Egypt’s public prosecutor has said the killer of the Italian student Giulio Regeni remains unknown as prosecutors in Italy prepare to close the case and move towards bringing at least five Egyptian security officials to trial in Rome.
Egyptian prosecutors said on Monday they would temporarily close their investigation into the murder of Regeni, whose body was found in a ditch on the side of a highway on the outskirts of Cairo in February 2016.
“The Egyptian public prosecution affirms that the perpetrator of the murder of the Italian student is still unknown,” they said, in what they described as a joint statement from both Egyptian and Italian prosecutions.
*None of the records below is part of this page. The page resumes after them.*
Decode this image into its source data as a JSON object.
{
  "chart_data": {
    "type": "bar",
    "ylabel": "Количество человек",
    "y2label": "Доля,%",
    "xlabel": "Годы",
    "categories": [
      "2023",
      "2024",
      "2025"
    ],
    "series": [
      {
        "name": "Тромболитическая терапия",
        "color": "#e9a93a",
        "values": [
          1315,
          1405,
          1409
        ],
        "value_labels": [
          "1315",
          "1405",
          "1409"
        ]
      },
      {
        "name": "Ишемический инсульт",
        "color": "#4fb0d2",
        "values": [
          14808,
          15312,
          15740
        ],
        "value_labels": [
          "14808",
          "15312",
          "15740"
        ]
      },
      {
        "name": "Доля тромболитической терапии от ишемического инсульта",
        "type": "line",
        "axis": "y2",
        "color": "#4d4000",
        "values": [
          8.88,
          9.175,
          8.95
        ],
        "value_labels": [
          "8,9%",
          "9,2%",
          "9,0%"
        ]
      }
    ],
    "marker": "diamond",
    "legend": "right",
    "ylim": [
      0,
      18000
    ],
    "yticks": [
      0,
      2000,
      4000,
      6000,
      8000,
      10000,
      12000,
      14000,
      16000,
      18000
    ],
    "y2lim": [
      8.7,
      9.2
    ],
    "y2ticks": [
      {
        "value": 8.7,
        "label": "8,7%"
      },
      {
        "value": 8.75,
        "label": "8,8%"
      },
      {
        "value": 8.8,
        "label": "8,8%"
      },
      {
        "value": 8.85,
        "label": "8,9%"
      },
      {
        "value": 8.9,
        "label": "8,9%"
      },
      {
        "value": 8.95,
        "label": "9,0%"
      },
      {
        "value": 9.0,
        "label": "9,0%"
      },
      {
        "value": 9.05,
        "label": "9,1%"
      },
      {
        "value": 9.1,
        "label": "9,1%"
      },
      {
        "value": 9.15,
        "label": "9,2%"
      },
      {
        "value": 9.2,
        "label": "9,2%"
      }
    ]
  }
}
But the announcement was challenged by Italian prosecutors. “The Egyptian prosecutor has expressed reservations about the solidity of the evidence collected, which he believes are insufficient to support the accusation in court,” a statement said. “However, the public prosecutor of Egypt said he respects the decision that will be taken by the Rome’s public prosecution office.”
Regeni’s body was found with signs of torture, which observers say bore the hallmark of Egypt’s security services. Egyptian authorities have consistently rebuffed any suggestion of responsibility, offering a variety of other theories.
Italian prosecutors have previously named five security officers as suspects and said in October 2020 that they were set to conclude their investigation. An official announcement is expected later this week, even as Cairo continued stonewalling Italy’s efforts to investigate, according to the Italian side.
The media in Italy reported that investigators in Rome have collected multiple testimonies from witnesses, alleging that Regeni was picked up by members of the Egyptian security services.
The witnesses, who have deemed reliable by the prosecutors, say the 28-year-old Cambridge doctoral researcher was abducted by agents of the Egyptian National Security Agency on 25 January 2016 and taken to at least two different police stations in the subsequent hours.
Italian prosecutors informed their Egyptian counterparts about these witness statements at a meeting on 5 November.
Matteo Renzi, who was Italy’s prime minister at the time of the murder, told a parliamentary inquiry last week that his government was only informed of the abduction on 31 January 2016. “If we had known before we could have acted before,” he said.
Italy’s foreign ministry has dismissed his statements, saying: “Italian government institutions and our secret services were informed from the first hours following Giulio’s disappearance on 25 January 2016.”